Dans son discours devant l’assemblée synodale, le Pape, « reconnaissant la valeur du chemin synodal accompli », affirmait vouloir remettre le document final « immédiatement à la disposition de tous ». Ce document, disait-il, est pour lui « le fruit de plusieurs années, au moins trois, au cours desquelles nous nous sommes mis à l’écoute du peuple de Dieu ». Il estimait donc « qu’il est possible à partir de ce document de cheminer ensemble dans la diversité ». Bien entendu, reconnaissait le Pape, « à la lumière de ce qui a émergé du chemin synodal il y aura des décisions à prendre ». Mais rien ne semblait pressé. Du temps et de la prière « sont encore nécessaires pour arriver à des choix qui impliquent toute l’Église » ; il ajoutait : « ce n’est pas une façon de reporter indéfiniment les décisions… cela correspond au style synodal avec lequel le ministère pétrinien s’exerce également : écouter, convoquer, discerner, décider et évaluer. »
« Le chemin d’écoute » devait donc se poursuivre. François invitait les chrétiens à être attentif au « murmure de l’Esprit… à amplifier la voix de ce murmure, sans l’obstruer ; (à) ouvrir des portes sans ériger des murs…. Nous ne devons pas nous comporter comme des dispensateurs de la Grâce qui s’approprient le trésor en liant les mains du Dieu miséricordieux … » ; et, citant un poème de Madeleine Delbrêl, il s’exclamait : « faites-nous vivre notre vie, non comme un jeu d’échecs où tout est calculé. Non comme un match où tout est difficile. Non comme un théorème qui nous casse la tête, mais comme une fête sans fin où votre rencontre se renouvelle, comme un bal, comme une danse entre les bras de votre grâce. Dans la musique universelle de l’amour ».

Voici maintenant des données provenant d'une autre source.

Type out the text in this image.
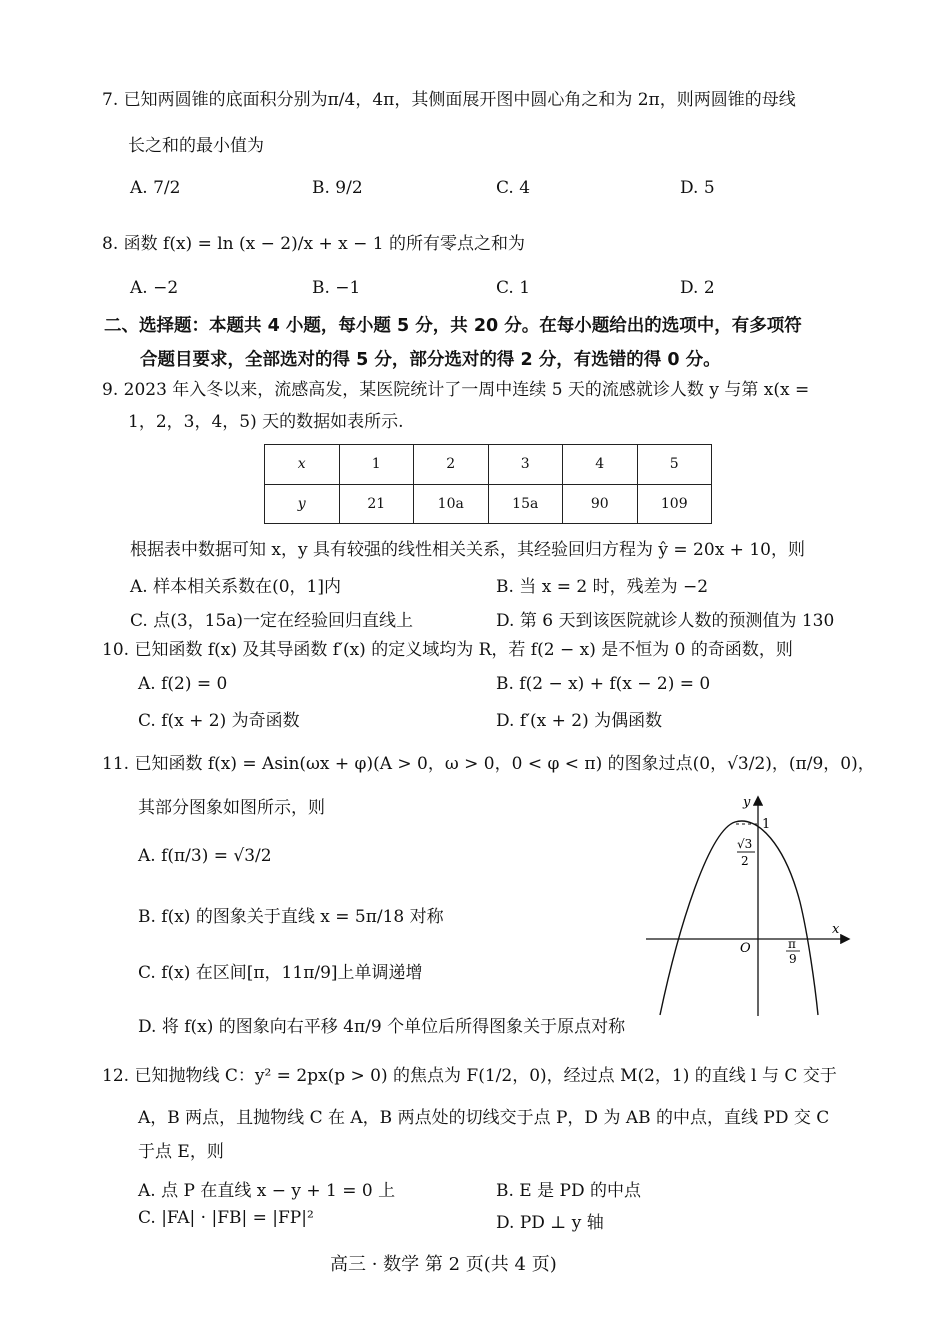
7. 已知两圆锥的底面积分别为π/4，4π，其侧面展开图中圆心角之和为 2π，则两圆锥的母线
长之和的最小值为
A. 7/2	B. 9/2	C. 4	D. 5
8. 函数 f(x) = ln (x − 2)/x + x − 1 的所有零点之和为
A. −2	B. −1	C. 1	D. 2
二、选择题：本题共 4 小题，每小题 5 分，共 20 分。在每小题给出的选项中，有多项符
合题目要求，全部选对的得 5 分，部分选对的得 2 分，有选错的得 0 分。
9. 2023 年入冬以来，流感高发，某医院统计了一周中连续 5 天的流感就诊人数 y 与第 x(x =
1，2，3，4，5) 天的数据如表所示.
x	1	2	3	4	5
y	21	10a	15a	90	109
根据表中数据可知 x，y 具有较强的线性相关关系，其经验回归方程为 ŷ = 20x + 10，则
A. 样本相关系数在(0，1]内	B. 当 x = 2 时，残差为 −2
C. 点(3，15a)一定在经验回归直线上	D. 第 6 天到该医院就诊人数的预测值为 130
10. 已知函数 f(x) 及其导函数 f′(x) 的定义域均为 R，若 f(2 − x) 是不恒为 0 的奇函数，则
A. f(2) = 0	B. f(2 − x) + f(x − 2) = 0
C. f(x + 2) 为奇函数	D. f′(x + 2) 为偶函数
11. 已知函数 f(x) = Asin(ωx + φ)(A > 0，ω > 0，0 < φ < π) 的图象过点(0，√3/2)，(π/9，0)，
其部分图象如图所示，则
A. f(π/3) = √3/2
B. f(x) 的图象关于直线 x = 5π/18 对称
C. f(x) 在区间[π，11π/9]上单调递增
D. 将 f(x) 的图象向右平移 4π/9 个单位后所得图象关于原点对称
y
x
O
1
√3
2
π
9
12. 已知抛物线 C：y² = 2px(p > 0) 的焦点为 F(1/2，0)，经过点 M(2，1) 的直线 l 与 C 交于
A，B 两点，且抛物线 C 在 A，B 两点处的切线交于点 P，D 为 AB 的中点，直线 PD 交 C
于点 E，则
A. 点 P 在直线 x − y + 1 = 0 上	B. E 是 PD 的中点
C. |FA| · |FB| = |FP|²	D. PD ⊥ y 轴
高三 · 数学 第 2 页(共 4 页)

Dans le même esprit, les évêques participants, interrogés par les médias, témoignent davantage d’une expérience spirituelle que du contenu. « Nous arrivons au terme de ces mois de chemin ensemble avec un silence, une écoute, une prière et des échanges nourris par beaucoup de respect, beaucoup de vérité, beaucoup de franchise » déclare l’évêque de Troyes, Mgr Alexandre Joly. Et il ajoute un peu plus loin à propos de la session qui s’achève : « trois ans après, il y a une vraie maturité, il y a quelque chose qui s’est construit, il y a une confiance qui a grandi, une confiance entre nous, une confiance qui n’est pas naïve parce qu’on connaît nos fragilités, on connait le poids de la vie humaine »[3].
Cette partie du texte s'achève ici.